がくりと項垂れていると、次にミキが部室にやってきた。彼女は頭を抱えるヤエを見て怪訝な様子。そんな後輩の姿を見た瞬間、アイの怒りから逃れる方法がヤエの脳裏に走った。これしかない。その確信を持って後輩に言う。

「ミキ。あんたさ、たしかお菓子作りが得意だったよね?」

「え?」

「今からこの容器を使ってプリンを作ってきてよ」

 昼休みまで約二時間。ならば、その間に新しくプリンを作ることも出来るだろう。

「え~と、私の手作りプリンを限定プリンということにして誤魔化すってことですか?」

「そう!」

 おおよその事情を理解したミキは、しかし納得できかねると首を傾げる。

「それって素直にアイさんに謝った方が良くないですか?」

「今は正論なんて要らないのよ!」

「えええ~」

「今は非情な現実よりも優しい嘘よ」

「誤魔化すのが優しい嘘? 使う言葉、間違ってません?」

「アイの立場になって考えてみなさい。楽しみにしていたプリンが消えているよりも、味が落ちてもそこにプリンがあった方がいいでしょ」

「味が落ちるって……。さらりと私のことディスりましたね」

「嘘も方便。それが今よ」

「私に対する優しい嘘はないんですか? でも仮に私がプリンを新しく作っても、どうせ味でバレると思いますよ」

「大丈夫。それっぽい容器に入ってるだけで、それっぽく感じるものだから」

「焦りのせいで判断がつかなくなってるのかもしれませんけど、今度はアイさんをディスってますよ」

「っで、どうなの」

「うーん、そうですねえ」

 後輩のもの言いたげな目。言いたいことはわかる。我ながら無茶苦茶なことを言っていると思っている。しかしそこに可能性があるのであれば、そこにすがってしまうのが人間のさが。だって怒られたくない。

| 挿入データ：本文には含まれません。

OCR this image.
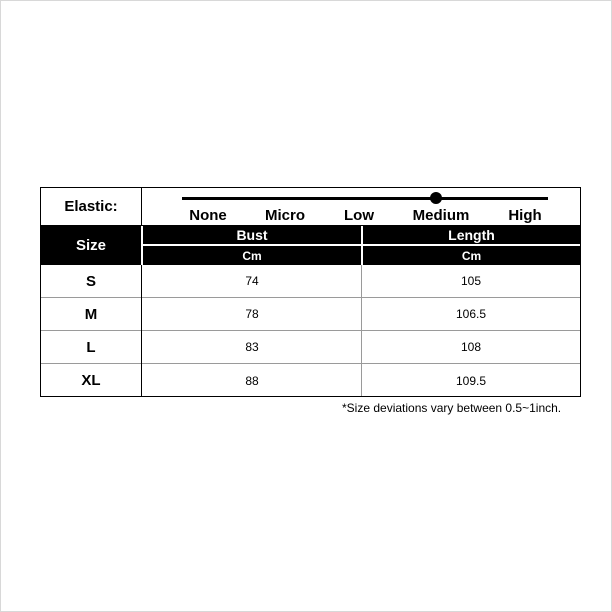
Elastic:
None	Micro	Low	Medium	High
Size
Bust	Length
Cm	Cm
S	74	105
M	78	106.5
L	83	108
XL	88	109.5
*Size deviations vary between 0.5~1inch.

 しかしミキは渋る。やはりバレたときの心配をしているからだろう。

「どうしても駄目って言うの?」

「だってバレたらアイさんに怒られますもん」

「……あんた、私に借りがあるでしょ?」

「ここでその話を持ってきます?」

「それだけなりふり構ってられないってことよ」

「だったら食べなきゃ良かったのに……。ヤエさんが言ってる借りって、あの事ですよね? 私の彼氏とのことですよね?」

「そう」

 女子大生は男性との出会いの機会が少ない。そのため、ヤエはミキに頼まれて男性を紹介してあげたことがあった。そしてミキの彼氏とは、そのときの紹介した男性なのだ。

「あのとき、あんたは一生のお願いだから紹介してくださいとか言ってたよね? もしも恩に感じてるなら、私の頼みを聞くべきなんじゃない?」

「確かにそのとおりなんですけど~……。私、もう別れちゃったんですよね」

「だれと?」

「そのときの彼氏と。だから、もう貸し借りとか無くなってません?」

「ません」

「ですよねー。じゃあ、これで貸し借りは無しってことでいいですね?」

「うん」

「ねえ、ちょっといい」

 そんなところでカナが割って入ってきた。